Exclusive: Brazil lender Banco Daycoval plans to raise close to $1 billion in IPO - sources

SAO PAULO (Reuters) - Brazilian lender Banco Daycoval SA is planning to launch an initial public offering in April, in a move that would re-list its shares on the Sao Paulo stock exchange three years after taking the company private, three sources with knowledge of the matter said.

The bank’s Lebanese-born founders, Ibrahim and Sasson Dayan, and other family members have hired investment banking units of Itau Unibanco Holding SA, Banco BTG Pactual SA, Bank of America and Banco Santander Brasil SA to manage the IPO, the sources said.

The offering may raise between 3 billion and 4 billion reais ($956 million), two of the sources said. The bank, which lends to small and mid-sized companies as well as consumers, plans to issue new shares and raise money to boost its business. But the Dayan family also plans to sell existing shares, the sources said.

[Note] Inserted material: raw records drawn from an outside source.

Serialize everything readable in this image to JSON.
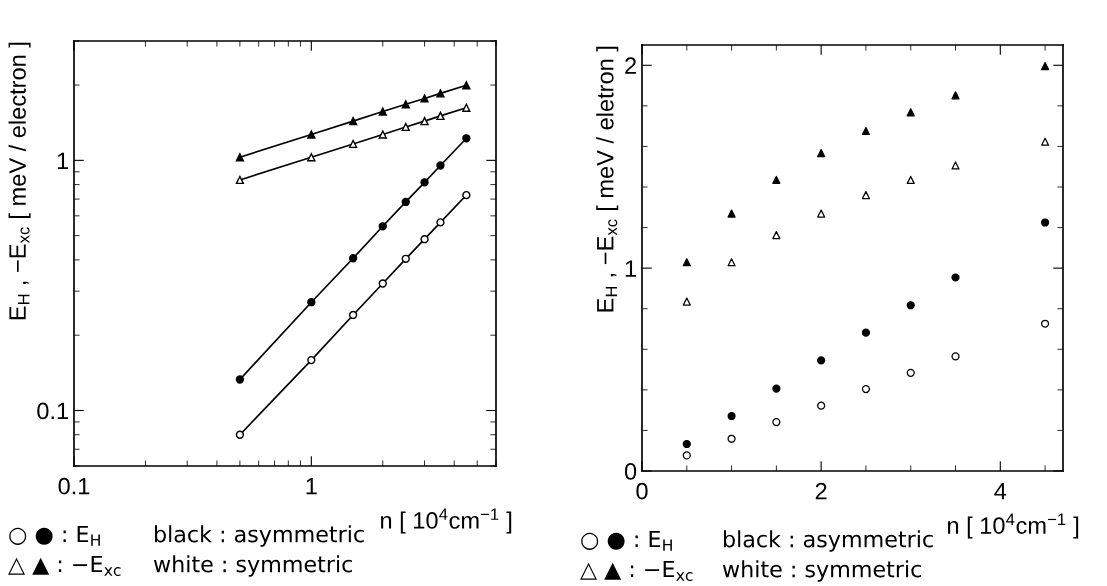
{
  "chart_data": [
    {
      "type": "line",
      "xlabel": "n [ 10$^{4}$cm$^{−1}$ ]",
      "ylabel": "E$_{H}$ , −E$_{xc}$ [ meV / electron ]",
      "log": "xy",
      "xlim": [
        0.1,
        6
      ],
      "ylim": [
        0.06,
        3
      ],
      "xticks": [
        0.1,
        1
      ],
      "yticks": [
        0.1,
        1
      ],
      "grid": false,
      "legend": false,
      "annotations": [
        "○ ● : E$_{H}$",
        "black : asymmetric",
        "△ ▲ : −E$_{xc}$",
        "white : symmetric"
      ],
      "x": [
        0.5,
        1.0,
        1.5,
        2.0,
        2.5,
        3.0,
        3.5,
        4.5
      ],
      "series": [
        {
          "color": "#000000",
          "marker": "triangle",
          "values": [
            1.029,
            1.269,
            1.435,
            1.567,
            1.676,
            1.768,
            1.852,
            1.996
          ]
        },
        {
          "color": "#ffffff",
          "marker": "triangle",
          "values": [
            0.835,
            1.029,
            1.163,
            1.269,
            1.36,
            1.435,
            1.506,
            1.623
          ]
        },
        {
          "color": "#000000",
          "marker": "circle",
          "values": [
            0.133,
            0.271,
            0.406,
            0.545,
            0.682,
            0.817,
            0.954,
            1.225
          ]
        },
        {
          "color": "#ffffff",
          "marker": "circle",
          "values": [
            0.08,
            0.159,
            0.241,
            0.322,
            0.404,
            0.484,
            0.565,
            0.726
          ]
        }
      ]
    },
    {
      "type": "scatter",
      "xlabel": "n [ 10$^{4}$cm$^{−1}$ ]",
      "ylabel": "E$_{H}$ , −E$_{xc}$ [ meV / eletron ]",
      "xlim": [
        0,
        4.7
      ],
      "ylim": [
        0,
        2.1
      ],
      "xticks": [
        0,
        2,
        4
      ],
      "yticks": [
        0,
        1,
        2
      ],
      "grid": false,
      "legend": false,
      "annotations": [
        "○ ● : E$_{H}$",
        "black : asymmetric",
        "△ ▲ : −E$_{xc}$",
        "white : symmetric"
      ],
      "x": [
        0.5,
        1.0,
        1.5,
        2.0,
        2.5,
        3.0,
        3.5,
        4.5
      ],
      "series": [
        {
          "color": "#000000",
          "marker": "triangle",
          "values": [
            1.029,
            1.269,
            1.435,
            1.567,
            1.676,
            1.768,
            1.852,
            1.996
          ]
        },
        {
          "color": "#ffffff",
          "marker": "triangle",
          "values": [
            0.835,
            1.029,
            1.163,
            1.269,
            1.36,
            1.435,
            1.506,
            1.623
          ]
        },
        {
          "color": "#000000",
          "marker": "circle",
          "values": [
            0.133,
            0.271,
            0.406,
            0.545,
            0.682,
            0.817,
            0.954,
            1.225
          ]
        },
        {
          "color": "#ffffff",
          "marker": "circle",
          "values": [
            0.077,
            0.159,
            0.241,
            0.322,
            0.404,
            0.484,
            0.565,
            0.726
          ]
        }
      ]
    }
  ]
}
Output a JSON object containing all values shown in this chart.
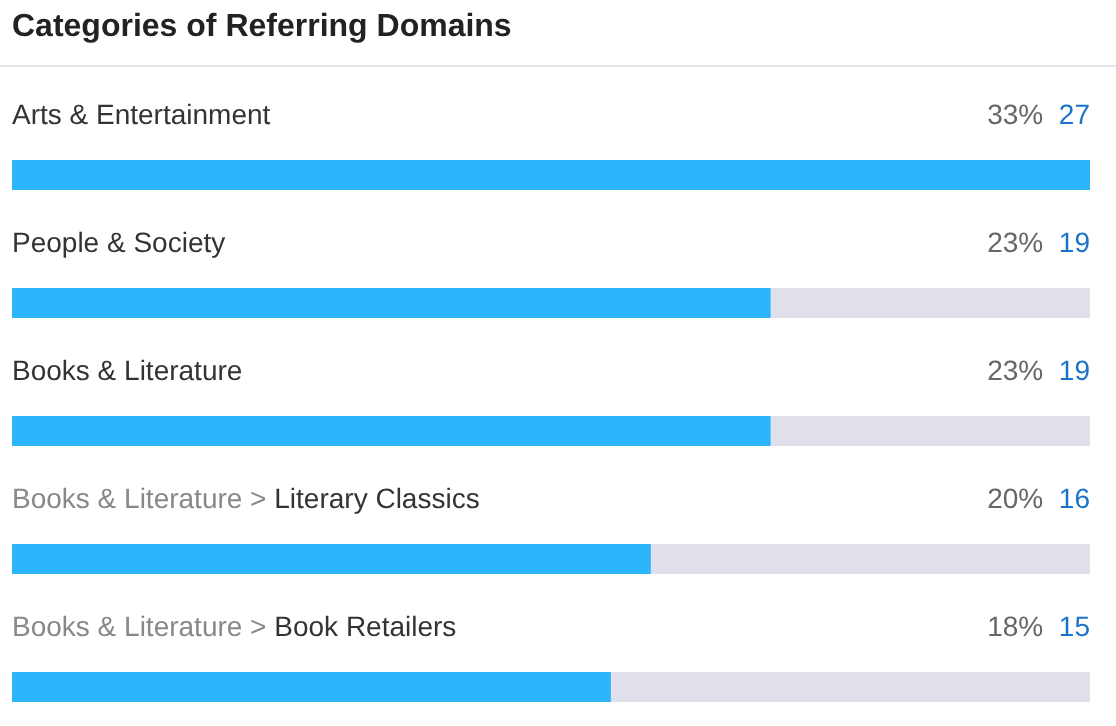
{
  "chart_data": {
    "type": "bar",
    "orientation": "horizontal",
    "title": "Categories of Referring Domains",
    "categories": [
      "Arts & Entertainment",
      "People & Society",
      "Books & Literature",
      "Books & Literature > Literary Classics",
      "Books & Literature > Book Retailers"
    ],
    "values": [
      27,
      19,
      19,
      16,
      15
    ],
    "value_labels": [
      "33% 27",
      "23% 19",
      "23% 19",
      "20% 16",
      "18% 15"
    ],
    "color": "#2db5fb"
  }
}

Daycoval and the investment banks did not immediately respond to requests for comment.

The plan comes after the Dayan family decided to delist the bank in late 2016, after the shares slid to roughly half the value of the first initial public offering in 2007. The family paid 9.08 reais a share to take the bank private, a steep discount to its debut price in 2007 of 17 reais a share.

Now the family is counting on a recovering Brazilian economy and high valuations for a series of financial startups to boost the shares’ value in the second IPO, the sources said.

Daycoval will join a wave of Brazilian financial institutions that are listing their shares, such as broker XP Inc XP.O, which made its debut on Nasdaq in December and is valued at more than $22 billion.

Other financial newcomers planning to list their shares this year amid an ongoing stock market rally include retail lender Banco Votorantim and insurer Caixa Seguridade.

Focused on both consumers and small- and mid-sized companies, Daycoval has roughly 32 billion reais in assets. It posted a net income of 647 million reais in the first nine months of 2019 and a return on equity of 24.6%.